Bonjour les filles,
Tout avait pourtant bien commencé :
une femme...l'Afghanistan...la pierre de patience...le prix Goncourt....
" Cette pierre que tu poses devant toi....
devant laquelle tu te lamentes sur tous tes malheurs, toutes tes misères...
à qui tu confies tout ce que tu as sur le coeur et que tu n'oses révéler aux autres...
Tu lui parles, tu lui parles.
Et la pierre t'écoute,
éponge tous tes mots, tes secrets, jusqu'à ce qu'un beau jour elle éclate.
Elle tombe en miettes.
Et ce jour-là, tu es délivré de toutes tes souffrances, de toutes tes peines...
Comment appelle-t-on cette pierre ? "
En Afghanistan peut-être ou ailleurs, une femme veille son mari blessé.
Au fond, ils ne se connaissent pas.
Les heures et les jours passent tandis que la guerre approche.
Et la langue de la femme se délie, tisse le récit d'une vie d'humiliations, dans l'espoir d'une possible rédemption.
Syngué sabour
Pierre de patience
de Atiq Rahini
Ce court roman,
prix Goncourt 2008 (
écrit directement en français et non en persan ) est l'oeuvre de
Atiq Rahini né en 1962 à Kaboul en Afghanistan qui vit et travaille à Paris.
C'est un ouvrage en mémoire, en
hommage à la poétesse Nadia Anjumann assassinée ( rouée de coups ) par son mari en 1985 à l'âge de 25 ans.
Au chevet de son époux inconscient,
une femme veille ;
et soigne ;
et prie ;
et déroule en paroles le fil de sa vie.
Dans une longue litanie, elle livre les espoirs avortés, les illusions perdues, les petits bouts de tendresse, l'angoisse permanente, la peur, la rage, la douleur...

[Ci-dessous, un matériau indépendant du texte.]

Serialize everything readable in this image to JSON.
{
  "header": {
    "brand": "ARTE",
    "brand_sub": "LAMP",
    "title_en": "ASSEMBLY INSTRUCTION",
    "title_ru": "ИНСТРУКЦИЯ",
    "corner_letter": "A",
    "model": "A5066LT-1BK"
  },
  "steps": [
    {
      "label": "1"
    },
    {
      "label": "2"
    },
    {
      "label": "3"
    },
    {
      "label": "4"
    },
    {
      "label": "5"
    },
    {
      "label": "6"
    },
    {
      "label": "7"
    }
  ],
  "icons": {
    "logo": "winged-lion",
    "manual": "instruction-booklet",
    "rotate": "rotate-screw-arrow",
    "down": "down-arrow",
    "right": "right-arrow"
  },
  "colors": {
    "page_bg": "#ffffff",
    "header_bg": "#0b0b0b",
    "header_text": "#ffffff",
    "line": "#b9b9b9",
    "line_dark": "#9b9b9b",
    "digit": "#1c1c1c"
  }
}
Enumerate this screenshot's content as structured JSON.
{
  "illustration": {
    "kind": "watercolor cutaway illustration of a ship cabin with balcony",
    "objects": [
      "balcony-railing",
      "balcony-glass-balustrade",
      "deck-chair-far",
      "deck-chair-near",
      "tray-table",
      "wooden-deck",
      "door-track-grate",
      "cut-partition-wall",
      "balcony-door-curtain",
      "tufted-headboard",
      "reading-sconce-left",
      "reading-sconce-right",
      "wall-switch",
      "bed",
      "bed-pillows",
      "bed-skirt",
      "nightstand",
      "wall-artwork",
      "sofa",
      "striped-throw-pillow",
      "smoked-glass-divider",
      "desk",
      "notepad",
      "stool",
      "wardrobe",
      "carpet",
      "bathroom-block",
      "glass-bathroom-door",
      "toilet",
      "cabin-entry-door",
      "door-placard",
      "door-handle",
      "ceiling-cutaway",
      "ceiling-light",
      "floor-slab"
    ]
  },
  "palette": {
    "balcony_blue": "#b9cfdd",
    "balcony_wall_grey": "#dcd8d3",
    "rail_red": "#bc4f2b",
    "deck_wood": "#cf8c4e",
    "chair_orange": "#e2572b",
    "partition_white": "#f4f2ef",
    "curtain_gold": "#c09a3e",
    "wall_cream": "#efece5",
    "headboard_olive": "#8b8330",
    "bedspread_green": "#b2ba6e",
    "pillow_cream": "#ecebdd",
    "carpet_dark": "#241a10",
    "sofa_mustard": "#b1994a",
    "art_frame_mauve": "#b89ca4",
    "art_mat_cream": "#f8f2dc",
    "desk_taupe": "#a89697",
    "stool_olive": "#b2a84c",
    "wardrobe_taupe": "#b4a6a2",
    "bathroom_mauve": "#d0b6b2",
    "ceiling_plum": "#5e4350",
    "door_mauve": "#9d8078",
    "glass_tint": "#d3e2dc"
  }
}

Elle murmure, elle crie, elle pleure, elle gémit....
elle raconte la bêtise des hommes...la vantardise des hommes....la folie des hommes....la religion des hommes...
Dans un flot de mots crus, violents, provocants, audacieux, libérateurs,
elle dit l'enfermement, l'aliénation, la négation de cette société privée de paroles, d'amour, d'espoir.C'est un
conte cruel qu'Atiq Rahini nous offre ici,
un récit dur, intense ;
un huis-clos éprouvant, étouffant ;
aucun dialogue, un espace fermé, des phrases courtes, des mots bruts ;
un style presque théatral : unité de temps, de lieu et d'espace.
Un peu plus de 100 pages où
l'horreur est permanente,
la folie toute proche ; où
la colère bouillonne et où tous nos sens vibrent, se hérissent et s'arc-boutent ...
C'est un livre sur le
combat des femmes musulmanes face à l'intégrisme.C'est un livre sur la douleur des femmes, sur la douleur d'un pays, sur la tradition, sur la religion.
C'est un livre tragique et universel.
C'est un livre sur une soeur du bout du monde.Et pourtant....pourtant...je n'ai pas accroché...je suis restée en retrait, spectatrice de cette vie dévastée, douloureuse, sans espoir...
Comme pour me protéger...pour ne pas avoir à faire face à l'inhumain...
......" Le froid ou l'émotion, les larmes ou la terreur saccadent son souffle. Elle tremble. "....
Comment accepter, ici, le poids de l'horreur de là-bas ?
Atiq Rahini a dit à propos de son roman :
" Je ne crains pas de dire la barbarie ou la décadence. "Oui, mais comment l'accepter ????